Get away, get away, get away—

He dodged the people in the street, ignoring their griping and complaining when he ran into them. His arms pulsed with phantom pains that lanced up to his shoulders every time he touched something.

Get away, get away, get away—

He was scared—he had never been this scared in all his life.

But he was free.

He dodged into an alley and collapsed into the far back corner, behind the garbage bins and some cardboard boxes.

He tried desperately not to hyperventilate; that would only make him sick with the smell of rotted garbage permeating everything.

He laid his head back against the rough brick wall, forcing himself to relax. He needed to relax, calm down. He was useless to himself if he didn't get his own brain under control.

Get away, get away, get away—

His stomach stabbed at him, annoyed at being jostled after being ignored for so long. He couldn't remember the last time he had been given food. It was a wonder he hadn't passed out from sheer starvation at this point.

I don't have time to cry.

That didn't stop the tears from burning the corners of his eyes.

Angrily, he brushed them away and stood, shaky knees barely taking his weight, the cold cement bruising his bare feet.

I don't have time for this.

Get away, get away, get away—

...

Phil worriedly brushed his palm over Wilbur's forehead. The pale child whimpered and leaned into his touch with the desperation of a kid that wholeheartedly believes that no matter what is wrong, the parent can fix it.

" 'S hot," Wilbur murmured, voice slogged with mucus and exhaustion. His sweat had practically soaked through the sheets and sopped his pajamas. The smell of sickness hung heavily in the air, sour and thick.

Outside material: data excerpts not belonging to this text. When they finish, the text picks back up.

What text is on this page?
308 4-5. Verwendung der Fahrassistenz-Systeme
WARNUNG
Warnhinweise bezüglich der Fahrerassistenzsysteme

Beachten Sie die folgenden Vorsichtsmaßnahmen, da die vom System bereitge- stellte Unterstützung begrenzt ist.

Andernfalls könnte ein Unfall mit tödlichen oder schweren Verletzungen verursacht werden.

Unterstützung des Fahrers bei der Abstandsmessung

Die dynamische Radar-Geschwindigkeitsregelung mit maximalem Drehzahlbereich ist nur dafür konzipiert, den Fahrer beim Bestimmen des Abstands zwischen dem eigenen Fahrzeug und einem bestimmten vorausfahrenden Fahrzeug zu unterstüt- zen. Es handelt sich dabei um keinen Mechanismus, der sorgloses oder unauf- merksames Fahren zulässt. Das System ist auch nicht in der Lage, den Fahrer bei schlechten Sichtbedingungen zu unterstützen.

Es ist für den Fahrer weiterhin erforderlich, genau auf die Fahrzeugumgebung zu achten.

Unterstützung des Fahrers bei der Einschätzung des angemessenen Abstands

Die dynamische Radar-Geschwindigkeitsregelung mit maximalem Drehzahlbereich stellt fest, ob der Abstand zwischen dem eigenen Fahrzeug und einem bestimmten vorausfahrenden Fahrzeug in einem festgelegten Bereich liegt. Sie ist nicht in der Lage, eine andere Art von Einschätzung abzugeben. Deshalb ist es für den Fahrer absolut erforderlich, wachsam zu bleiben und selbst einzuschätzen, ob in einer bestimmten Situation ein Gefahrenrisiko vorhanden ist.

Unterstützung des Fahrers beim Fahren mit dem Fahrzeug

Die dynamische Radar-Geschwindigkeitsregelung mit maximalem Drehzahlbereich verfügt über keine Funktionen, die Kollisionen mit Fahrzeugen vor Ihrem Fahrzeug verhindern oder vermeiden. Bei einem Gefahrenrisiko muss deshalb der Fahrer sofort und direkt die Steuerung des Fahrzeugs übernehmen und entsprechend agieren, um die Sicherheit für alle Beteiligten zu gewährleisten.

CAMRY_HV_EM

The boy's wings, dapple grey with and covered in soft black down, had appeared only the week before. Phil's joy of having his son, his baby, take after him had been marred by his child descending into sickness that wracked the tiny frame and rattled the thin chest.

To say Phil was worried for his little boy would be an understatement of the century.

"Kristin?"

His wife's footsteps came up the creaky stairs slowly, then into the room. Her dark hair was frazzled and messy, face drawn and concerned. She hadn't changed her shirt in three days, and her hands had started wringing constantly.

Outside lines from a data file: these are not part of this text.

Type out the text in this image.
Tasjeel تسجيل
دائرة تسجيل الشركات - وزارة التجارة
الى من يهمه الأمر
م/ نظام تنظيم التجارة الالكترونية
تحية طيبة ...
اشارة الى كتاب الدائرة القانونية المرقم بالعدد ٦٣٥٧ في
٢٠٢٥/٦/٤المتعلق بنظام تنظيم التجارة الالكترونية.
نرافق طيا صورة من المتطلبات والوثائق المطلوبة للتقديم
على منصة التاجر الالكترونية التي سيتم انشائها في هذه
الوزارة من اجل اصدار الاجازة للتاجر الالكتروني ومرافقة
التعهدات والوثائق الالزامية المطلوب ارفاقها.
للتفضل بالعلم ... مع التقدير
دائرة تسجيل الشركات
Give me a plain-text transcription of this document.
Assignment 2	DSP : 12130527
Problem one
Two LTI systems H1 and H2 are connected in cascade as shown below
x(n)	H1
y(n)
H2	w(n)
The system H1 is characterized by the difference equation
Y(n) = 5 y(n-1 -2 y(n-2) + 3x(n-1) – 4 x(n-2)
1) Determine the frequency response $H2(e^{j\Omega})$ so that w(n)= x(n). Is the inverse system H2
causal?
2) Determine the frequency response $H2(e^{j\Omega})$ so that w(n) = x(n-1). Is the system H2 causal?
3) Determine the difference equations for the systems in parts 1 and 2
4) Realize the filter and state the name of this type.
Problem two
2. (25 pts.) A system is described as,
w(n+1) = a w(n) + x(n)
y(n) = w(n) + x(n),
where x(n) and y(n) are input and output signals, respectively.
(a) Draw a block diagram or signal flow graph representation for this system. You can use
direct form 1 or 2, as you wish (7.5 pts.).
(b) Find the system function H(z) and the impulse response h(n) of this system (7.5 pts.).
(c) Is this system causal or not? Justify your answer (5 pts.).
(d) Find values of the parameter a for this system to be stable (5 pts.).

"He's gonna need a potion," Phil sighed, dragging a hand through his own mussed hair and over his unshaved face.

Neither he nor his wife had been sleeping since Wilbur had gotten sick. The boy's wet hacks were almost constant—it sounded like he was trying to cough his lungs out.

Kristin bit her lip and joined him at the tiny avian's bedside. The boy responded to hearing his mother by reaching for her with pale, clammy hands.

Kristin pulled her baby into her arms and exhaled shakily. The sweat-saturated baby-wings hung limply and the boy coughed weakly as he snuggled his feverish forehead into Kristin's neck, smearing snot everywhere.